Cenotaph

And now, how they all do laugh:
Green-eyed ones who envied me,
When we three played together –
Now, how they revel in glee!

I was secure to not change
Aspects of identity –
That now seem so very strange,
Since I’ve lost serenity.

I wander lost, through each day,
And family worries, too;
But I just can’t put away
The old rules that seem so true.

So, spectators watching laugh.
In a baffled mind, comes shame.
They’ll warn on some cenotaph:
Dreamers like him fail the game.

Pillow Talk

You took away my good night kiss:
What I cherished just before sleep.
You took away what I’ll always miss:
A love that I failed to keep.

You left. You left.

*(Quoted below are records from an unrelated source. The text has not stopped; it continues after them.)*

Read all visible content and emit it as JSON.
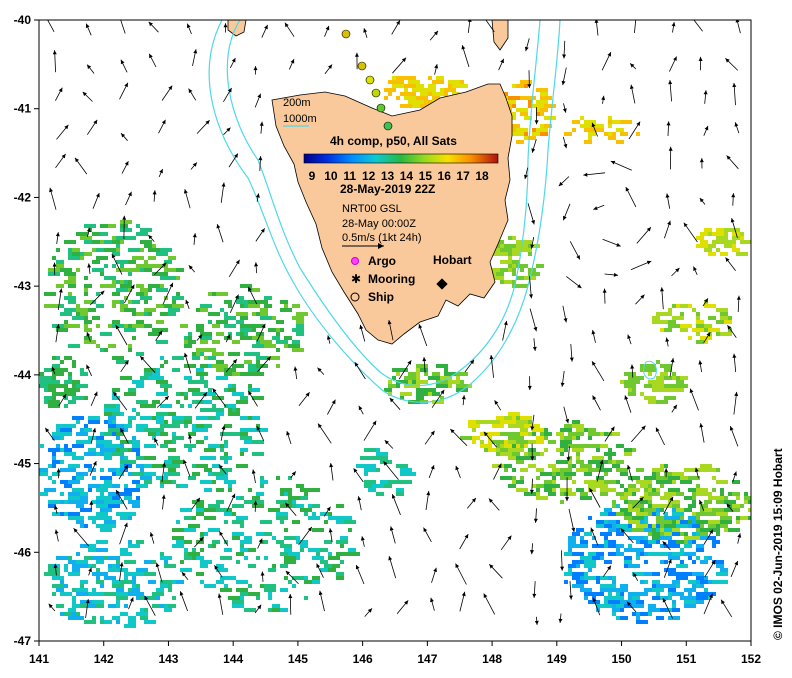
{
  "map": {
    "lon_ticks": [
      "141",
      "142",
      "143",
      "144",
      "145",
      "146",
      "147",
      "148",
      "149",
      "150",
      "151",
      "152"
    ],
    "lat_ticks": [
      "-40",
      "-41",
      "-42",
      "-43",
      "-44",
      "-45",
      "-46",
      "-47"
    ],
    "lon_range": [
      141,
      152
    ],
    "lat_range": [
      -47,
      -40
    ],
    "colors": {
      "land": "#f9c99b",
      "isobath": "#4fd8e8",
      "arrow": "#000000"
    }
  },
  "legend": {
    "isobath_200": "200m",
    "isobath_1000": "1000m",
    "title": "4h comp, p50, All Sats",
    "colorbar_ticks": [
      "9",
      "10",
      "11",
      "12",
      "13",
      "14",
      "15",
      "16",
      "17",
      "18"
    ],
    "colorbar_range": [
      9,
      18
    ],
    "date": "28-May-2019 22Z",
    "current_source": "NRT00 GSL",
    "current_date": "28-May 00:00Z",
    "vector_scale": "0.5m/s (1kt 24h)",
    "argo_label": "Argo",
    "mooring_label": "Mooring",
    "ship_label": "Ship"
  },
  "place": {
    "hobart": "Hobart"
  },
  "credit": "© IMOS 02-Jun-2019 15:09 Hobart"
}
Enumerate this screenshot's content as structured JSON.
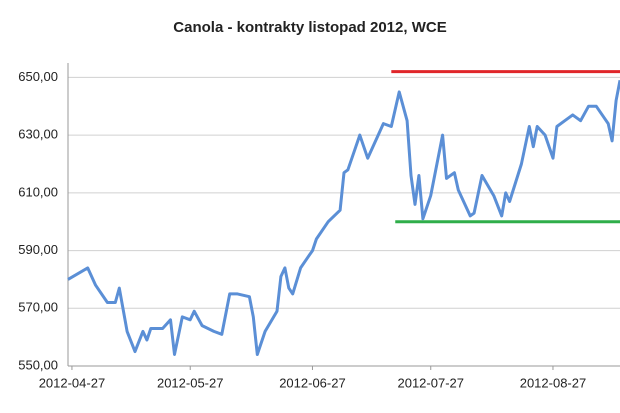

You left
And you broke my heart in two,
You even forsook the pillow
That was always used by you.

“It won’t be broken in two now,
It won’t be bent by me…”
And, by saying that, my darling love,
You destroyed it all wilfully.

What was mine was yours:
My heart, my life, my family, my home;
All those who loved me loved you;
Because of what I am and been;
And no matter how far and wide you roam,
You won’t ever see what you have seen.

I can’t hate you and that you truly know!
I have loved and in me that doesn’t alter.
You say you have known hurt, but it isn’t so ;
For, in life, now or late, you will falter,
And realise all that we meant to you –
Down to this pillow you could break in two.

Unafraid

There was a time, not long since, when this bed
Was where love, dreams and promises were made.
Now, as nights pass into virulent days,
And I get into cold sheets, I‘m afraid.

Your weight was my anchor to what we had;
But love has sunk into this large, cold bed;
It drowned, somewhere within, as you left it –
And I could save just memories instead.

I can’t even catch your smell in these sheets;
I wish you had loved enough and had stayed;
But you thought that love brings you happiness,
So, fled where you think you’ll stay unafraid.